Feature Importances:  (3,[0,1,2],[0.02290557016504808,0.0004954835758582166,0.9765989462590937])


In [32]:
from pyspark.mllib.evaluation import MulticlassMetrics
from pyspark.sql import Row

# Convert predictions to RDD format
prediction_rdd = predictions.select("label", "prediction").rdd.map(lambda row: (row["prediction"], row["label"]))

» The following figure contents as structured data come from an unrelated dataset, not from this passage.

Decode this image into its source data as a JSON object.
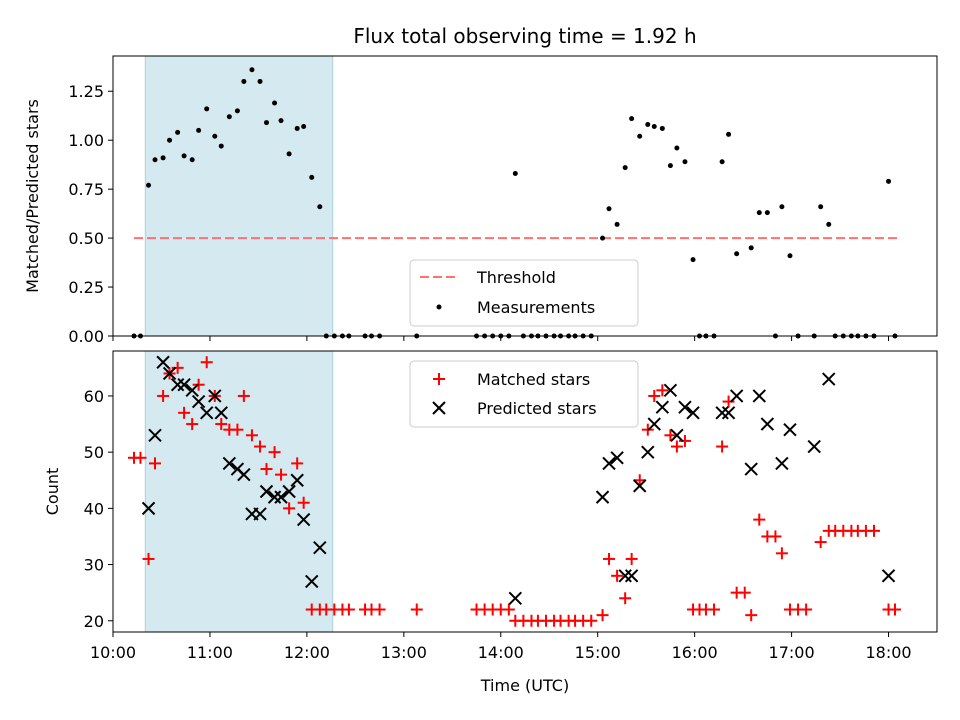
{
  "chart_data": [
    {
      "type": "scatter",
      "title": "Flux total observing time = 1.92 h",
      "xlabel": "",
      "ylabel": "Matched/Predicted stars",
      "xlim": [
        "10:00",
        "18:30"
      ],
      "ylim": [
        0,
        1.43
      ],
      "yticks": [
        "0.00",
        "0.25",
        "0.50",
        "0.75",
        "1.00",
        "1.25"
      ],
      "shaded_region": {
        "x": [
          "10:20",
          "12:16"
        ],
        "color": "#d4eaf0"
      },
      "threshold": {
        "name": "Threshold",
        "y": 0.5,
        "x": [
          "10:13",
          "18:06"
        ],
        "color": "#ff7070"
      },
      "legend": {
        "placement": "lower-center",
        "entries": [
          "Threshold",
          "Measurements"
        ]
      },
      "series": [
        {
          "name": "Measurements",
          "marker": "dot",
          "color": "#000000",
          "points": [
            [
              "10:13",
              0
            ],
            [
              "10:17",
              0
            ],
            [
              "10:22",
              0.77
            ],
            [
              "10:26",
              0.9
            ],
            [
              "10:31",
              0.91
            ],
            [
              "10:35",
              1.0
            ],
            [
              "10:40",
              1.04
            ],
            [
              "10:44",
              0.92
            ],
            [
              "10:49",
              0.9
            ],
            [
              "10:53",
              1.05
            ],
            [
              "10:58",
              1.16
            ],
            [
              "11:03",
              1.02
            ],
            [
              "11:07",
              0.97
            ],
            [
              "11:12",
              1.12
            ],
            [
              "11:17",
              1.15
            ],
            [
              "11:21",
              1.3
            ],
            [
              "11:26",
              1.36
            ],
            [
              "11:31",
              1.3
            ],
            [
              "11:35",
              1.09
            ],
            [
              "11:40",
              1.19
            ],
            [
              "11:44",
              1.1
            ],
            [
              "11:49",
              0.93
            ],
            [
              "11:54",
              1.06
            ],
            [
              "11:58",
              1.07
            ],
            [
              "12:03",
              0.81
            ],
            [
              "12:08",
              0.66
            ],
            [
              "12:12",
              0
            ],
            [
              "12:17",
              0
            ],
            [
              "12:22",
              0
            ],
            [
              "12:26",
              0
            ],
            [
              "12:36",
              0
            ],
            [
              "12:40",
              0
            ],
            [
              "12:45",
              0
            ],
            [
              "13:08",
              0
            ],
            [
              "13:45",
              0
            ],
            [
              "13:50",
              0
            ],
            [
              "13:55",
              0
            ],
            [
              "14:00",
              0
            ],
            [
              "14:05",
              0
            ],
            [
              "14:09",
              0.83
            ],
            [
              "14:14",
              0
            ],
            [
              "14:19",
              0
            ],
            [
              "14:23",
              0
            ],
            [
              "14:28",
              0
            ],
            [
              "14:33",
              0
            ],
            [
              "14:37",
              0
            ],
            [
              "14:42",
              0
            ],
            [
              "14:46",
              0
            ],
            [
              "14:51",
              0
            ],
            [
              "14:56",
              0
            ],
            [
              "15:03",
              0.5
            ],
            [
              "15:07",
              0.65
            ],
            [
              "15:12",
              0.57
            ],
            [
              "15:17",
              0.86
            ],
            [
              "15:21",
              1.11
            ],
            [
              "15:26",
              1.02
            ],
            [
              "15:31",
              1.08
            ],
            [
              "15:35",
              1.07
            ],
            [
              "15:40",
              1.06
            ],
            [
              "15:45",
              0.87
            ],
            [
              "15:49",
              0.96
            ],
            [
              "15:54",
              0.89
            ],
            [
              "15:59",
              0.39
            ],
            [
              "16:03",
              0
            ],
            [
              "16:07",
              0
            ],
            [
              "16:12",
              0
            ],
            [
              "16:17",
              0.89
            ],
            [
              "16:21",
              1.03
            ],
            [
              "16:26",
              0.42
            ],
            [
              "16:35",
              0.45
            ],
            [
              "16:40",
              0.63
            ],
            [
              "16:45",
              0.63
            ],
            [
              "16:50",
              0
            ],
            [
              "16:54",
              0.66
            ],
            [
              "16:59",
              0.41
            ],
            [
              "17:04",
              0
            ],
            [
              "17:14",
              0
            ],
            [
              "17:18",
              0.66
            ],
            [
              "17:23",
              0.57
            ],
            [
              "17:27",
              0
            ],
            [
              "17:32",
              0
            ],
            [
              "17:37",
              0
            ],
            [
              "17:41",
              0
            ],
            [
              "17:46",
              0
            ],
            [
              "17:51",
              0
            ],
            [
              "18:00",
              0.79
            ],
            [
              "18:04",
              0
            ]
          ]
        }
      ]
    },
    {
      "type": "scatter",
      "title": "",
      "xlabel": "Time (UTC)",
      "ylabel": "Count",
      "xlim": [
        "10:00",
        "18:30"
      ],
      "ylim": [
        18,
        68
      ],
      "xticks": [
        "10:00",
        "11:00",
        "12:00",
        "13:00",
        "14:00",
        "15:00",
        "16:00",
        "17:00",
        "18:00"
      ],
      "yticks": [
        "20",
        "30",
        "40",
        "50",
        "60"
      ],
      "shaded_region": {
        "x": [
          "10:20",
          "12:16"
        ],
        "color": "#d4eaf0"
      },
      "legend": {
        "placement": "upper-center",
        "entries": [
          "Matched stars",
          "Predicted stars"
        ]
      },
      "series": [
        {
          "name": "Matched stars",
          "marker": "plus",
          "color": "#ff0000",
          "points": [
            [
              "10:13",
              49
            ],
            [
              "10:17",
              49
            ],
            [
              "10:22",
              31
            ],
            [
              "10:26",
              48
            ],
            [
              "10:31",
              60
            ],
            [
              "10:35",
              64
            ],
            [
              "10:40",
              65
            ],
            [
              "10:44",
              57
            ],
            [
              "10:49",
              55
            ],
            [
              "10:53",
              62
            ],
            [
              "10:58",
              66
            ],
            [
              "11:03",
              60
            ],
            [
              "11:07",
              55
            ],
            [
              "11:12",
              54
            ],
            [
              "11:17",
              54
            ],
            [
              "11:21",
              60
            ],
            [
              "11:26",
              53
            ],
            [
              "11:31",
              51
            ],
            [
              "11:35",
              47
            ],
            [
              "11:40",
              50
            ],
            [
              "11:44",
              46
            ],
            [
              "11:49",
              40
            ],
            [
              "11:54",
              48
            ],
            [
              "11:58",
              41
            ],
            [
              "12:03",
              22
            ],
            [
              "12:08",
              22
            ],
            [
              "12:12",
              22
            ],
            [
              "12:17",
              22
            ],
            [
              "12:22",
              22
            ],
            [
              "12:26",
              22
            ],
            [
              "12:36",
              22
            ],
            [
              "12:40",
              22
            ],
            [
              "12:45",
              22
            ],
            [
              "13:08",
              22
            ],
            [
              "13:45",
              22
            ],
            [
              "13:50",
              22
            ],
            [
              "13:55",
              22
            ],
            [
              "14:00",
              22
            ],
            [
              "14:05",
              22
            ],
            [
              "14:09",
              20
            ],
            [
              "14:14",
              20
            ],
            [
              "14:19",
              20
            ],
            [
              "14:23",
              20
            ],
            [
              "14:28",
              20
            ],
            [
              "14:33",
              20
            ],
            [
              "14:37",
              20
            ],
            [
              "14:42",
              20
            ],
            [
              "14:46",
              20
            ],
            [
              "14:51",
              20
            ],
            [
              "14:56",
              20
            ],
            [
              "15:03",
              21
            ],
            [
              "15:07",
              31
            ],
            [
              "15:12",
              28
            ],
            [
              "15:17",
              24
            ],
            [
              "15:21",
              31
            ],
            [
              "15:26",
              45
            ],
            [
              "15:31",
              54
            ],
            [
              "15:35",
              60
            ],
            [
              "15:40",
              61
            ],
            [
              "15:45",
              53
            ],
            [
              "15:49",
              51
            ],
            [
              "15:54",
              52
            ],
            [
              "15:59",
              22
            ],
            [
              "16:03",
              22
            ],
            [
              "16:07",
              22
            ],
            [
              "16:12",
              22
            ],
            [
              "16:17",
              51
            ],
            [
              "16:21",
              59
            ],
            [
              "16:26",
              25
            ],
            [
              "16:31",
              25
            ],
            [
              "16:35",
              21
            ],
            [
              "16:40",
              38
            ],
            [
              "16:45",
              35
            ],
            [
              "16:50",
              35
            ],
            [
              "16:54",
              32
            ],
            [
              "16:59",
              22
            ],
            [
              "17:04",
              22
            ],
            [
              "17:09",
              22
            ],
            [
              "17:18",
              34
            ],
            [
              "17:23",
              36
            ],
            [
              "17:27",
              36
            ],
            [
              "17:32",
              36
            ],
            [
              "17:37",
              36
            ],
            [
              "17:41",
              36
            ],
            [
              "17:46",
              36
            ],
            [
              "17:51",
              36
            ],
            [
              "18:00",
              22
            ],
            [
              "18:04",
              22
            ]
          ]
        },
        {
          "name": "Predicted stars",
          "marker": "x",
          "color": "#000000",
          "points": [
            [
              "10:22",
              40
            ],
            [
              "10:26",
              53
            ],
            [
              "10:31",
              66
            ],
            [
              "10:35",
              64
            ],
            [
              "10:40",
              62
            ],
            [
              "10:44",
              62
            ],
            [
              "10:49",
              61
            ],
            [
              "10:53",
              59
            ],
            [
              "10:58",
              57
            ],
            [
              "11:03",
              60
            ],
            [
              "11:07",
              57
            ],
            [
              "11:12",
              48
            ],
            [
              "11:17",
              47
            ],
            [
              "11:21",
              46
            ],
            [
              "11:26",
              39
            ],
            [
              "11:31",
              39
            ],
            [
              "11:35",
              43
            ],
            [
              "11:40",
              42
            ],
            [
              "11:44",
              42
            ],
            [
              "11:49",
              43
            ],
            [
              "11:54",
              45
            ],
            [
              "11:58",
              38
            ],
            [
              "12:03",
              27
            ],
            [
              "12:08",
              33
            ],
            [
              "14:09",
              24
            ],
            [
              "15:03",
              42
            ],
            [
              "15:07",
              48
            ],
            [
              "15:12",
              49
            ],
            [
              "15:17",
              28
            ],
            [
              "15:21",
              28
            ],
            [
              "15:26",
              44
            ],
            [
              "15:31",
              50
            ],
            [
              "15:35",
              55
            ],
            [
              "15:40",
              58
            ],
            [
              "15:45",
              61
            ],
            [
              "15:49",
              53
            ],
            [
              "15:54",
              58
            ],
            [
              "15:59",
              57
            ],
            [
              "16:17",
              57
            ],
            [
              "16:21",
              57
            ],
            [
              "16:26",
              60
            ],
            [
              "16:35",
              47
            ],
            [
              "16:40",
              60
            ],
            [
              "16:45",
              55
            ],
            [
              "16:54",
              48
            ],
            [
              "16:59",
              54
            ],
            [
              "17:14",
              51
            ],
            [
              "17:23",
              63
            ],
            [
              "18:00",
              28
            ]
          ]
        }
      ]
    }
  ]
}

# Compute confusion matrix
metrics = MulticlassMetrics(prediction_rdd)
print("Confusion Matrix:\n", metrics.confusionMatrix().toArray())




Confusion Matrix:
 [[662.  18.  11.]
 [ 18. 664.   0.]
 [  4.   0.  33.]]


In [33]:
tableau_data = predictions.select("features", "label", "prediction")


In [34]:
from pyspark.sql.functions import udf
from pyspark.sql.types import StringType

# Define mapping from numerical labels back to category names
def label_to_category(label):
    mapping = {0.0: "Low", 1.0: "Medium", 2.0: "High"}
    return mapping.get(label, "Unknown")

# Create UDF
label_to_category_udf = udf(label_to_category, StringType())

# Apply mapping
tableau_data = tableau_data.withColumn("Predicted Category", label_to_category_udf(col("prediction")))
tableau_data = tableau_data.withColumn("Actual Category", label_to_category_udf(col("label")))


In [35]:
tableau_data.write.csv("tableau_classification_results.csv", header=True, mode="overwrite")


AnalysisException: [UNSUPPORTED_DATA_TYPE_FOR_DATASOURCE] The CSV datasource doesn't support the column `features` of the type "STRUCT<type: TINYINT, size: INT, indices: ARRAY<INT>, values: ARRAY<DOUBLE>>".